Berpisah tujuh bulan sepuluh hari Satu bulan menjalin kasih, Ronald yang merupakan anggota tim Gegana mendapat penugasan ke wilayah Poso selama dua bulan, memburu Santoso dan kelompoknya. Mendengar kabar penugasan itu, hati Riris sontak tak menentu. Hati kecilnya mengatakan tak ingin berpacaran jarak jauh.
"Januari. Dia bilang, dipanggil mau disuruh tugas ke Poso. Aku baru denger kata Poso, kebayang jauhnya, histeris duluan. Aku enggak mau LDR. Aku mau dia di sini," kata Riris. Selama dua bulan pertama, mereka harus mengalami sulitnya berkomunikasi karena sinyal yang "merem-melek".
"Ditinggal dua bulan. Itu enggak ada sinyal di sana. Bisa SMS sudah syukur Alhamdulillah. Baru dua jam baru dapat sinyal. Kadang-kadang dia harus naik pohon untuk dapat sinyal," tutur Riris.
Menjelang kepulangan, Ronald mendapat tambahan masa tugas selama dua bulan. Mengetahui itu, Riris spontan menangis. Tak sampai di situ, penugasan Ronald kembali diperpanjang total 7 bulan lamanya.
"Jadi 7 bulan. Nambah 10 hari dari perjanjian. Aku berasa sudah mau putus," tutur lulusan ISI Yogkakarta itu. "Alasan bertahan karena orangtua. Yang menguatkan. Ada hikmah di balik semua, aku LDR menghindarkan hal-hal yang enggak diinginkan," imbuh dia.

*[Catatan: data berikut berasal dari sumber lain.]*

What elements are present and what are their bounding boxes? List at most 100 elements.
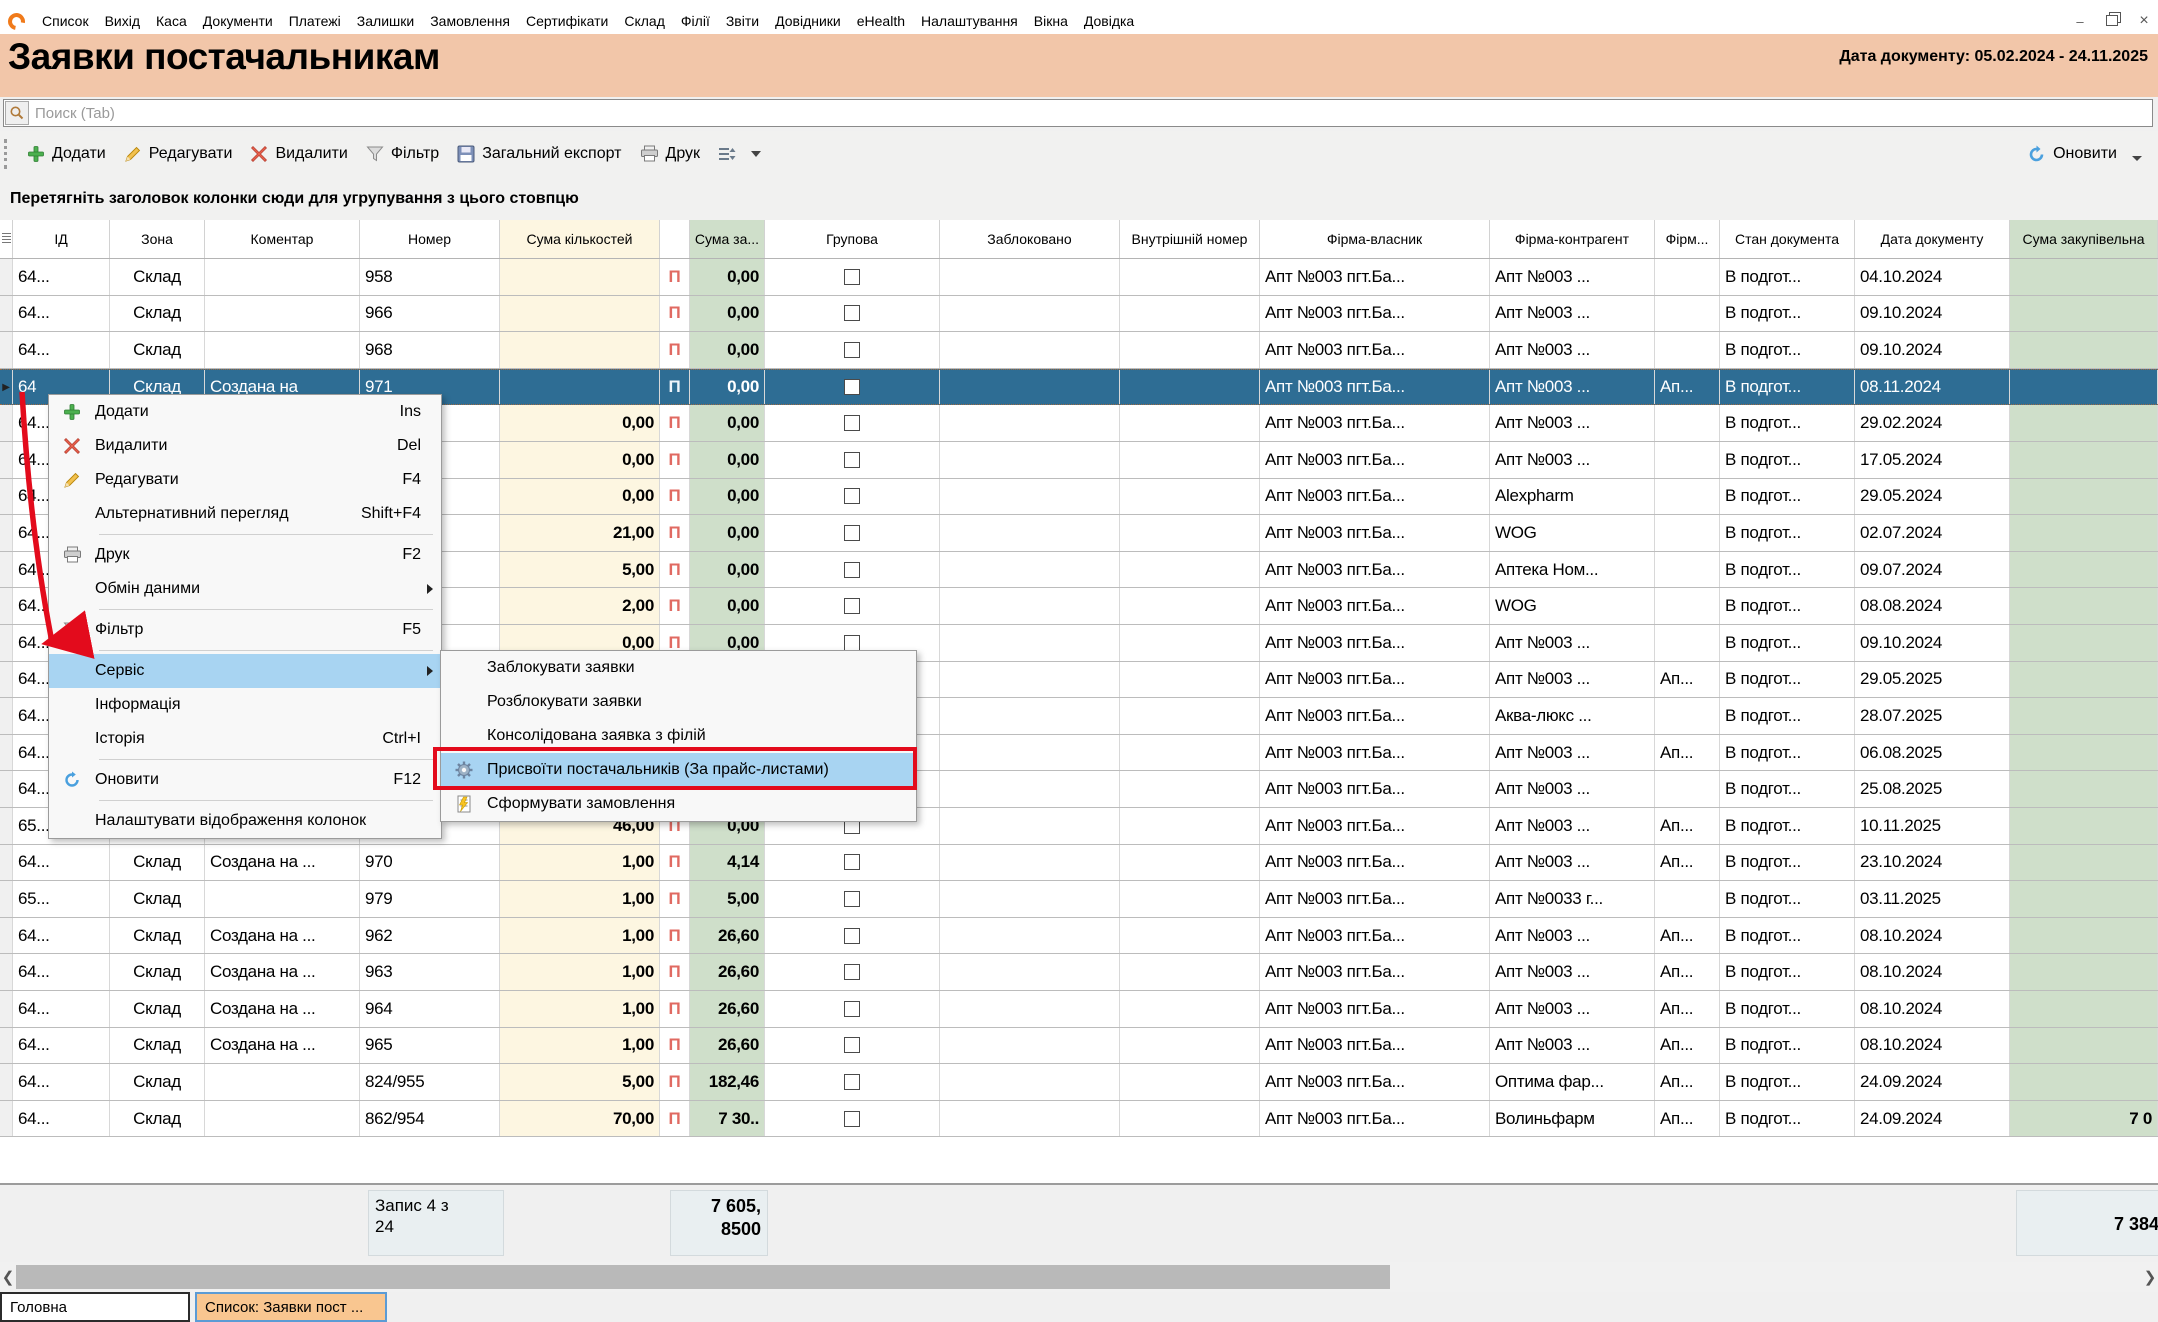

Pertengahan Agustus 2016, mereka melangsungkan lamaran dan pada 9 November 2016 mereka akhirnya resmi menjadi pasangan suami isteri. "Acara di tempatku akad nikah, 9 November dan 12 November (resepsi) dan di rumah dia (suami), 13 November. Aku sampai masuk angin," kata Riris.
Sembari tersenyum dia bergumam, impiannya bisa menghabiskan sisa hidup bersama pria berpostur tinggi dan berbadan kurus tercapai sudah. Riris mengaku bersyukur.
"Aku suka tipikal cowok tinggi kurus. Terpenuhi di dia (tinggi 178 cm). Kalem, sabar. Kalau ngomong dia coolong down. Meredam, mengimbangi," pungkas perempuan yang kini bekerja di sebuah kantor kementerian itu.